These are the most exciting AI research papers published in the last year. It combines advances in artificial intelligence (AI) with data science. It is ordered chronologically and includes a link to a longer article.

Retrospective Loss: Looking Back to Improve Training of Deep Neural Networks

Deep neural networks (DNNs) have facilitated advancements in various fields. To better utilise the prior knowledge accessible in previous model states during training, the authors offer a new retrospective loss in this study. Together with the task-specific loss, minimising the retrospective loss pulls the present parameter state away from the optimal parameter state and towards the optimal parameter state from a previous training session. To verify that the suggested loss leads to increased performance across input domains, tasks, and architectures, the researchers analyse the approach and conduct comprehensive experiments in various domains, including images, voice, text, and graphs.

Improving Dialog Evaluation with a Multi-reference Adversarial Dataset and Large Scale Pretraining

Model-based dialogue assessment measures, such as ADEM, RUBER, and the more recent BERT-based metrics, are gaining attention. These models aim to weigh responses highly if they are relevant and negatively if not. These models would be trained with various useful and irrelevant replies in an ideal world. As a result, current models are typically trained using a single relevant response and numerous randomly picked responses from unrelated contexts (random negatives) due to the need for more publicly available data. 

The researchers present the DailyDialog++ dataset to facilitate improved training and rigorous evaluation of model-based metrics. Using this dataset, the researchers first demonstrated that n-gram-based and embedding-based metrics do not distinguish critical responses from random negatives when there are several correct references. Unlike n-gram and embedding-based metrics, model-based metrics do better on random negatives but significantly worse on adversarial examples. This study proposes a new BERT-based evaluation metric called DEB, which is pre-trained on 727M Reddit interactions and then fine-tuned on our dataset to determine whether or not large-scale pretraining is beneficial. Compared to other models, DEB performs substantially better on random negatives (88.27% accuracy) and correlates more with human evaluations. However, when tested on adversarial replies, its performance drops significantly again, demonstrating that only a massive pre-trained evaluation model can withstand the adversarial cases in their dataset. 

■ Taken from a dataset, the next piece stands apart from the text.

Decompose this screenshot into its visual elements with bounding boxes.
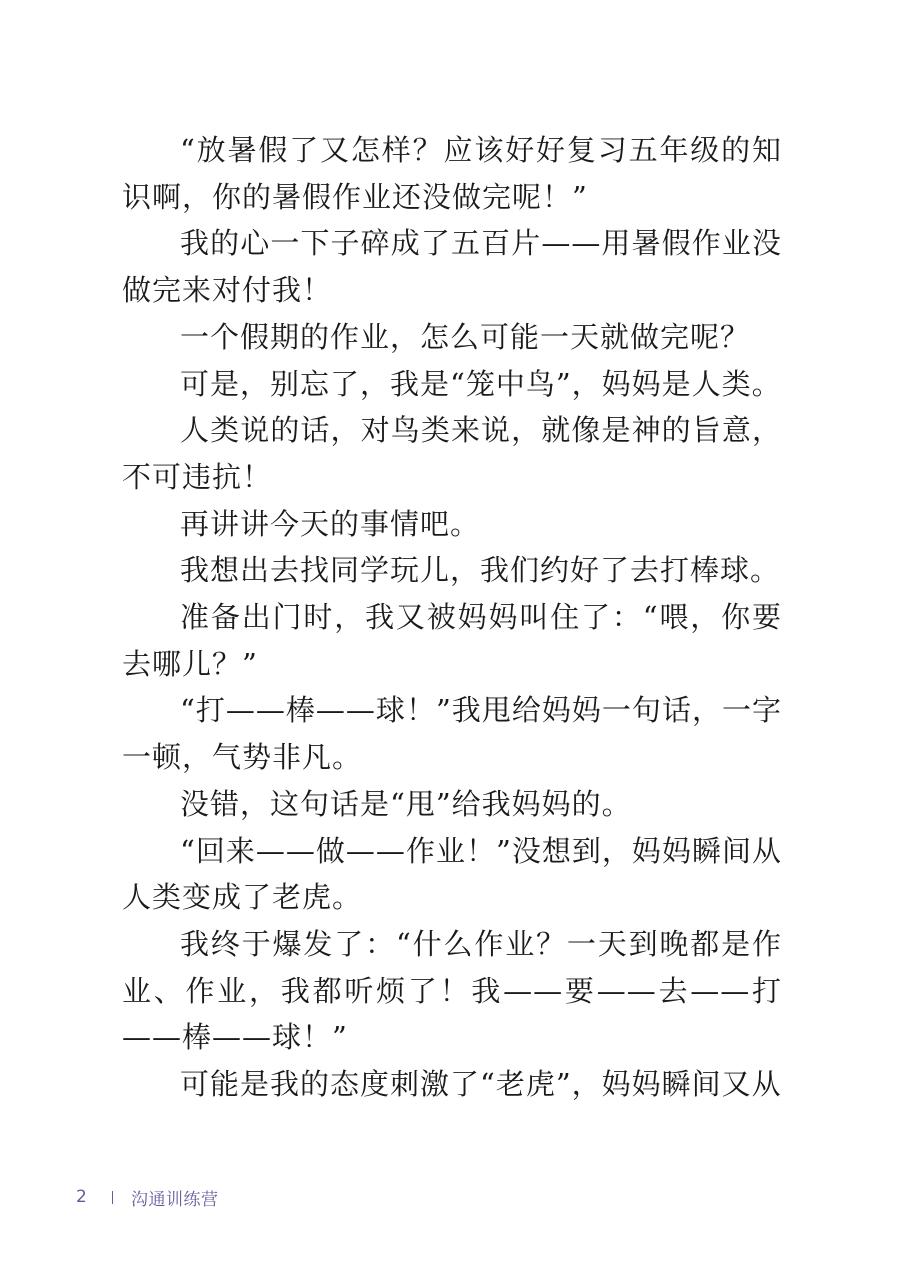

GraphGen: A Scalable Approach to Domain-agnostic Labeled Graph Generation

There is a wealth of research on generative graph models in the data mining books. Newer methods have shifted away from relying on a pre-decided distribution and instead, learn this distribution directly from the data. In contrast, older methods rely on generating structures that comply with a pre-decided distribution. Learning-based approaches have increased quality, but some difficulties remain. 

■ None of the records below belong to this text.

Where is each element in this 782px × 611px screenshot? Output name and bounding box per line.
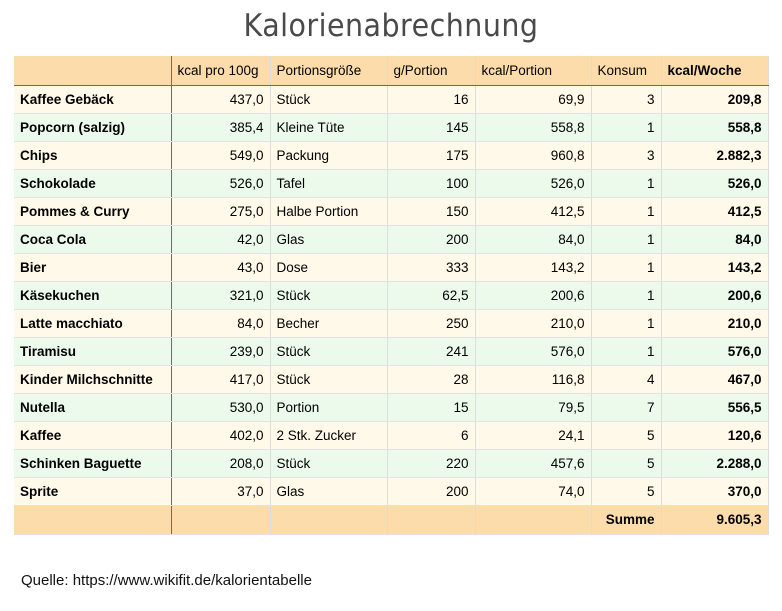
- header-kcal-pro-100g: kcal pro 100g: [171, 56, 270, 85]
- cell-portionsgroesse: Becher: [270, 309, 387, 337]
- cell-kcal-woche: 576,0: [661, 337, 768, 365]
- cell-kcal-portion: 74,0: [475, 477, 591, 505]
- cell-kcal-pro-100g: 402,0: [171, 421, 270, 449]
- cell-portionsgroesse: Stück: [270, 337, 387, 365]
- cell-konsum: 1: [591, 309, 661, 337]
- table-row: [14, 337, 768, 365]
- cell-portionsgroesse: Glas: [270, 225, 387, 253]
- cell-kcal-woche: 370,0: [661, 477, 768, 505]
- cell-kcal-portion: 79,5: [475, 393, 591, 421]
- cell-name: Kaffee Gebäck: [14, 85, 171, 113]
- cell-g-portion: 28: [387, 365, 475, 393]
- cell-kcal-pro-100g: 84,0: [171, 309, 270, 337]
- cell-name: Schinken Baguette: [14, 449, 171, 477]
- cell-portionsgroesse: Halbe Portion: [270, 197, 387, 225]
- cell-portionsgroesse: 2 Stk. Zucker: [270, 421, 387, 449]
- table-row: [14, 85, 768, 113]
- cell-konsum: 1: [591, 337, 661, 365]
- table-row: [14, 393, 768, 421]
- cell-kcal-woche: 526,0: [661, 169, 768, 197]
- cell-g-portion: 333: [387, 253, 475, 281]
- footer-empty-cell: [171, 505, 270, 534]
- table-header-row: [14, 56, 768, 85]
- cell-kcal-pro-100g: 417,0: [171, 365, 270, 393]
- cell-kcal-pro-100g: 37,0: [171, 477, 270, 505]
- cell-name: Latte macchiato: [14, 309, 171, 337]
- cell-konsum: 5: [591, 421, 661, 449]
- cell-konsum: 5: [591, 449, 661, 477]
- header-konsum: Konsum: [591, 56, 661, 85]
- table-row: [14, 281, 768, 309]
- cell-name: Nutella: [14, 393, 171, 421]
- cell-kcal-portion: 558,8: [475, 113, 591, 141]
- cell-kcal-woche: 467,0: [661, 365, 768, 393]
- cell-konsum: 3: [591, 141, 661, 169]
- cell-name: Coca Cola: [14, 225, 171, 253]
- cell-name: Tiramisu: [14, 337, 171, 365]
- cell-kcal-pro-100g: 43,0: [171, 253, 270, 281]
- cell-g-portion: 15: [387, 393, 475, 421]
- cell-kcal-portion: 116,8: [475, 365, 591, 393]
- cell-kcal-woche: 2.288,0: [661, 449, 768, 477]
- cell-portionsgroesse: Stück: [270, 365, 387, 393]
- footer-empty-cell: [475, 505, 591, 534]
- footer-empty-cell: [387, 505, 475, 534]
- cell-konsum: 1: [591, 253, 661, 281]
- cell-portionsgroesse: Stück: [270, 85, 387, 113]
- cell-kcal-pro-100g: 549,0: [171, 141, 270, 169]
- header-name: [14, 56, 171, 85]
- cell-konsum: 1: [591, 197, 661, 225]
- cell-kcal-woche: 412,5: [661, 197, 768, 225]
- cell-g-portion: 241: [387, 337, 475, 365]
- table-row: [14, 421, 768, 449]
- cell-portionsgroesse: Stück: [270, 449, 387, 477]
- cell-kcal-pro-100g: 385,4: [171, 113, 270, 141]
- cell-name: Chips: [14, 141, 171, 169]
- cell-name: Pommes & Curry: [14, 197, 171, 225]
- cell-kcal-pro-100g: 42,0: [171, 225, 270, 253]
- cell-kcal-woche: 558,8: [661, 113, 768, 141]
- cell-kcal-woche: 209,8: [661, 85, 768, 113]
- cell-kcal-pro-100g: 530,0: [171, 393, 270, 421]
- cell-g-portion: 16: [387, 85, 475, 113]
- source-note: Quelle: https://www.wikifit.de/kalorientabelle: [21, 572, 312, 589]
- cell-g-portion: 100: [387, 169, 475, 197]
- cell-g-portion: 62,5: [387, 281, 475, 309]
- cell-g-portion: 200: [387, 477, 475, 505]
- cell-kcal-pro-100g: 526,0: [171, 169, 270, 197]
- cell-kcal-portion: 143,2: [475, 253, 591, 281]
- footer-empty-cell: [14, 505, 171, 534]
- cell-konsum: 1: [591, 281, 661, 309]
- page-title: Kalorienabrechnung: [243, 8, 539, 44]
- cell-name: Kaffee: [14, 421, 171, 449]
- cell-konsum: 1: [591, 169, 661, 197]
- cell-kcal-portion: 69,9: [475, 85, 591, 113]
- table-row: [14, 365, 768, 393]
- cell-kcal-pro-100g: 208,0: [171, 449, 270, 477]
- cell-kcal-woche: 143,2: [661, 253, 768, 281]
- cell-kcal-portion: 24,1: [475, 421, 591, 449]
- cell-portionsgroesse: Tafel: [270, 169, 387, 197]
- cell-portionsgroesse: Packung: [270, 141, 387, 169]
- cell-g-portion: 150: [387, 197, 475, 225]
- cell-kcal-portion: 526,0: [475, 169, 591, 197]
- cell-portionsgroesse: Glas: [270, 477, 387, 505]
- cell-kcal-portion: 412,5: [475, 197, 591, 225]
- cell-kcal-pro-100g: 321,0: [171, 281, 270, 309]
- cell-kcal-pro-100g: 239,0: [171, 337, 270, 365]
- cell-portionsgroesse: Stück: [270, 281, 387, 309]
- cell-kcal-woche: 2.882,3: [661, 141, 768, 169]
- table-row: [14, 225, 768, 253]
- table-row: [14, 141, 768, 169]
- cell-g-portion: 145: [387, 113, 475, 141]
- cell-name: Sprite: [14, 477, 171, 505]
- table-row: [14, 197, 768, 225]
- cell-kcal-portion: 457,6: [475, 449, 591, 477]
- header-portionsgroesse: Portionsgröße: [270, 56, 387, 85]
- cell-konsum: 1: [591, 225, 661, 253]
- cell-name: Schokolade: [14, 169, 171, 197]
- table-row: [14, 449, 768, 477]
- cell-kcal-woche: 556,5: [661, 393, 768, 421]
- cell-kcal-pro-100g: 437,0: [171, 85, 270, 113]
- cell-kcal-portion: 200,6: [475, 281, 591, 309]
- cell-konsum: 7: [591, 393, 661, 421]
- header-g-portion: g/Portion: [387, 56, 475, 85]
- table-footer-row: [14, 505, 768, 534]
- cell-portionsgroesse: Portion: [270, 393, 387, 421]
- table-row: [14, 253, 768, 281]
- footer-summe-label: Summe: [591, 505, 661, 534]
- cell-kcal-woche: 84,0: [661, 225, 768, 253]
- cell-g-portion: 175: [387, 141, 475, 169]
- cell-konsum: 3: [591, 85, 661, 113]
- cell-name: Kinder Milchschnitte: [14, 365, 171, 393]
- cell-konsum: 1: [591, 113, 661, 141]
- calorie-table: [14, 56, 769, 535]
- cell-konsum: 5: [591, 477, 661, 505]
- footer-empty-cell: [270, 505, 387, 534]
- cell-kcal-woche: 120,6: [661, 421, 768, 449]
- cell-kcal-pro-100g: 275,0: [171, 197, 270, 225]
- cell-portionsgroesse: Kleine Tüte: [270, 113, 387, 141]
- table-row: [14, 309, 768, 337]
- cell-kcal-woche: 200,6: [661, 281, 768, 309]
- header-kcal-portion: kcal/Portion: [475, 56, 591, 85]
- cell-kcal-portion: 210,0: [475, 309, 591, 337]
- cell-kcal-portion: 84,0: [475, 225, 591, 253]
- cell-name: Popcorn (salzig): [14, 113, 171, 141]
- cell-g-portion: 250: [387, 309, 475, 337]
- cell-portionsgroesse: Dose: [270, 253, 387, 281]
- cell-g-portion: 220: [387, 449, 475, 477]
- cell-g-portion: 200: [387, 225, 475, 253]
- footer-summe-total: 9.605,3: [661, 505, 768, 534]
- cell-name: Bier: [14, 253, 171, 281]
- cell-kcal-portion: 960,8: [475, 141, 591, 169]
- cell-g-portion: 6: [387, 421, 475, 449]
- table-row: [14, 477, 768, 505]
- table-row: [14, 113, 768, 141]
- table-row: [14, 169, 768, 197]
- cell-konsum: 4: [591, 365, 661, 393]
- cell-kcal-woche: 210,0: [661, 309, 768, 337]
- header-kcal-woche: kcal/Woche: [661, 56, 768, 85]
- cell-name: Käsekuchen: [14, 281, 171, 309]
- cell-kcal-portion: 576,0: [475, 337, 591, 365]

  • The computational complexity of learning graph distributions makes them impractical for extensive graph databases. 
  • Second, while many methods can learn the structure, they often need to pay more attention to the necessity of learning the node and edge labels that encode crucial semantic information and shape the system. 
  • Third, current methods frequently use domain-specific rules that aren't applicable outside of that domain. 
  • Fourth, existing technique testing must be revised because it relies on unreliable evaluation criteria or is limited to fake or tiny datasets. 

To address these shortcomings, the authors of this study create a generic method they name "GraphGen." Using minimal DFS codes, GraphGen transforms graphs into sequences. Canonical labels, such as minimum DFS codes, record the graph structure in addition to the label information. A unique LSTM architecture is used to learn the intricate joint distributions of structural and semantic labels. Extensive studies on million-size, real-world graph datasets reveal that GraphGen is four times faster on average than state-of-the-art approaches and superior in quality across a comprehensive range of eleven different measures.